A Igreja primitiva assimilou com tanto esmero, entendimento e perfeição essa realidade de a Igreja ser o Corpo de Cristo, que passaram a ter tudo em comum, como funcionamento de um corpo perfeito: “Todos os que creram estavam juntos e tinham tudo em comum. Vendiam as suas propriedades e bens, distribuindo o produto entre todos, à medida que alguém tinha necessidade. Diariamente perseveravam unânimes no templo, partiam pão de casa em casa e tomavam as suas refeições com alegria e singeleza de coração, louvando a Deus e contando com a simpatia de todo o povo. Enquanto isso, acrescentava-lhes o Senhor, dia a dia, os que iam sendo salvos”. (At 2,44-47). E Paulo trabalha eficazmente para o aperfeiçoamento e plena realização desse corpo, para que ele chegue à “unidade da fé e do pleno conhecimento do Filho de Deus, para chegarmos a ser homem perfeito que, na maturidade do seu desenvolvimento, alcance medida da estatura da plenitude de Cristo”; “E ele mesmo concedeu uns para apóstolos, outros para profetas, outros para evangelistas e outros para pastores e mestres, com vistas ao aperfeiçoamento dos santos para o desempenho do seu serviço, para a edificação do corpo de Cristo, até que todos cheguemos à unidade da fé e do pleno conhecimento do Filho de Deus, para chegarmos a ser homem perfeito que, na maturidade do seu desenvolvimento, alcance medida da estatura da plenitude de Cristo.”  (Ef 4,11-13).

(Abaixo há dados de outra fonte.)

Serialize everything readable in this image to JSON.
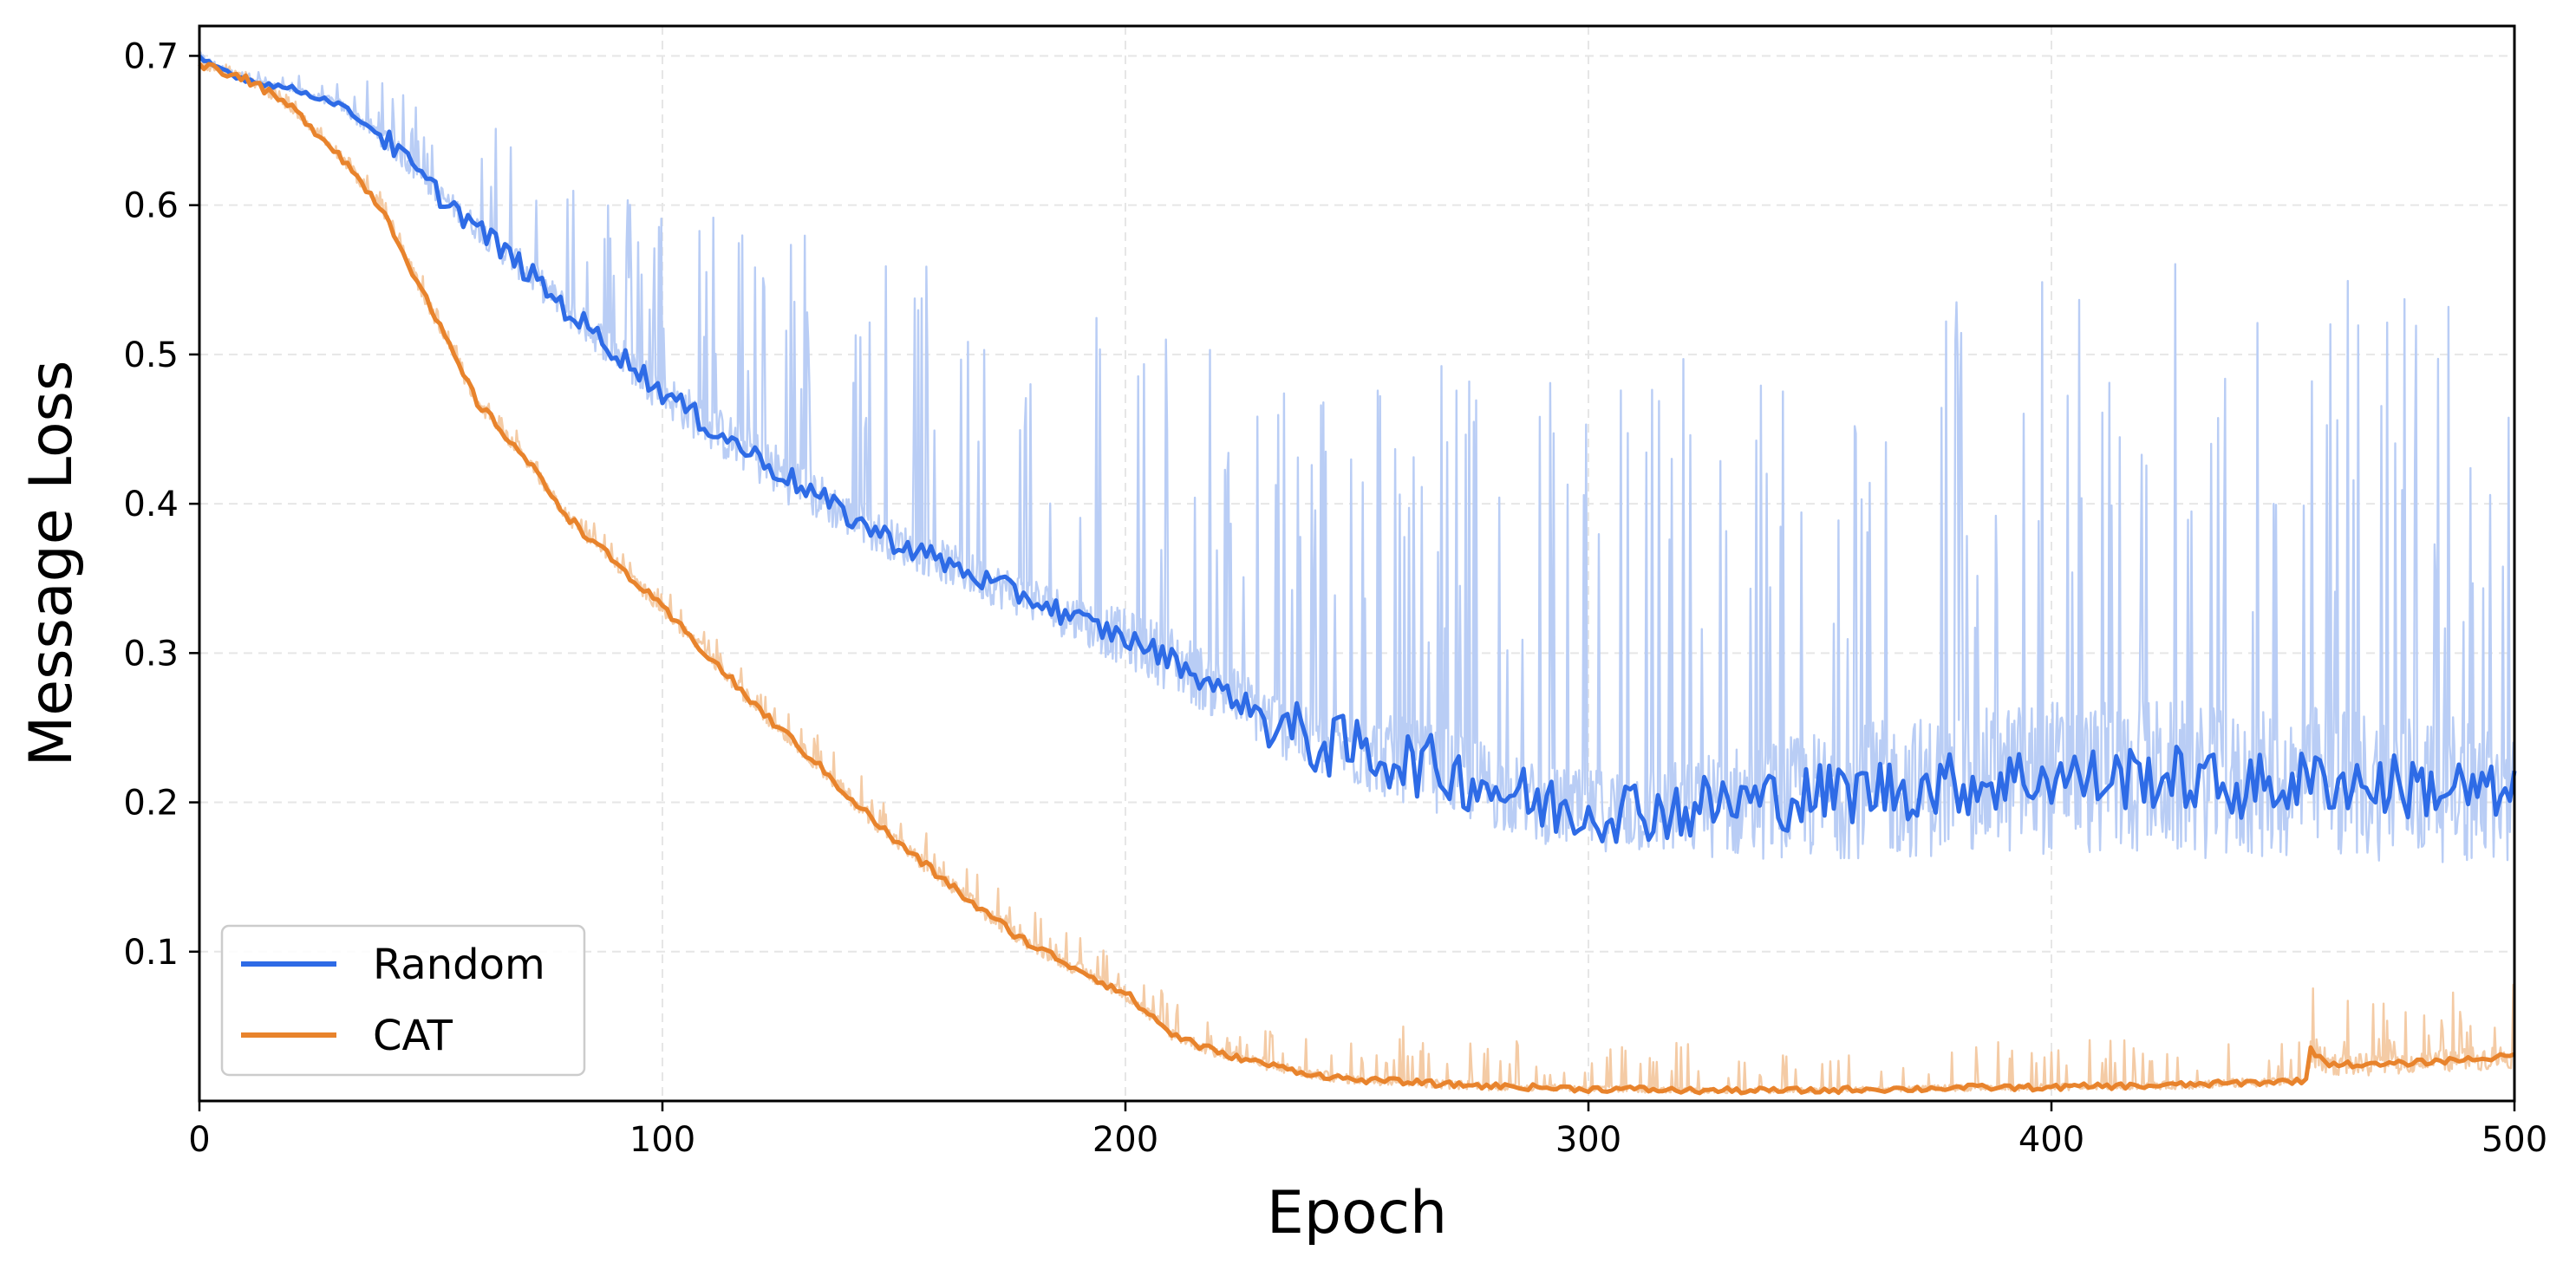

Ainda não entendemos que Cristo não é salvador pessoal de ninguém; ele é o Salvador do Corpo que é a Igreja: “... assim como Cristo, salvador do Corpo é a cabeça da Igreja” (Ef 5,23).
Na Igreja de Jesus Cristo não existem pessoas mais ou menos importantes; não existe trabalho mais ou menos nobre, desde que esse trabalho seja feito com amor e dedicação. Todos somos um enorme corpo, o Corpo Místico de Cristo, do qual ele é a Cabeça. Se cada um parar de funcionar, todos sentirão os efeitos.
Paulo fala: “De fato, o corpo é um só, mas tem muitos membros, sendo muitos, são um só corpo, assim é Cristo também. Pois todos nós formamos um só corpo... se a orelha disser: porque  não sou olho não sou do corpo... se todo corpo  fosse olho, onde estaria o ouvido?... se todos fossem um só membro, onde estaria o corpo?... e o olho não pode dizer à mão: não tenho necessidade de ti... de maneira que se um membro padece, todos os membros padecem com ele e se um membro é honrado, todos os membros se regozijam  com ele.... ora  vós sois o  corpo de Cristo e seus membros em particular” (1Cor 12,12 a 31).

Ora, se somos um só corpo como Igreja de Cristo, sendo o próprio Cristo a Cabeça deste Corpo, não podemos caminhar separados, mas juntos. Jesus em sua oração sacerdotal, que nunca é demais repetir, disse: “Eu não te peço só por estes, mas também por aqueles que vão acreditar em mim por causa da palavra deles, para que todos sejam um, como tu, Pai, está em mim e eu em ti. E para que também eles estejam em nós, a fim de que o mundo acredite que tu nos enviastes. Eu mesmo dei a eles a glória que tu me deste, para que eles sejam um, como nós somos um.  Eu neles e tu em mim, para que sejam perfeitos na unidade, e para que o mundo reconheça  que tu me enviaste e que os amaste, como amaste a mim. Pai, aqueles que tu me deste, eu quero que eles estejam comigo onde eu estiver, para que eles contemplem a minha glória que tu me deste, pois me amaste antes da criação do mundo”. (Jo 17,21-24).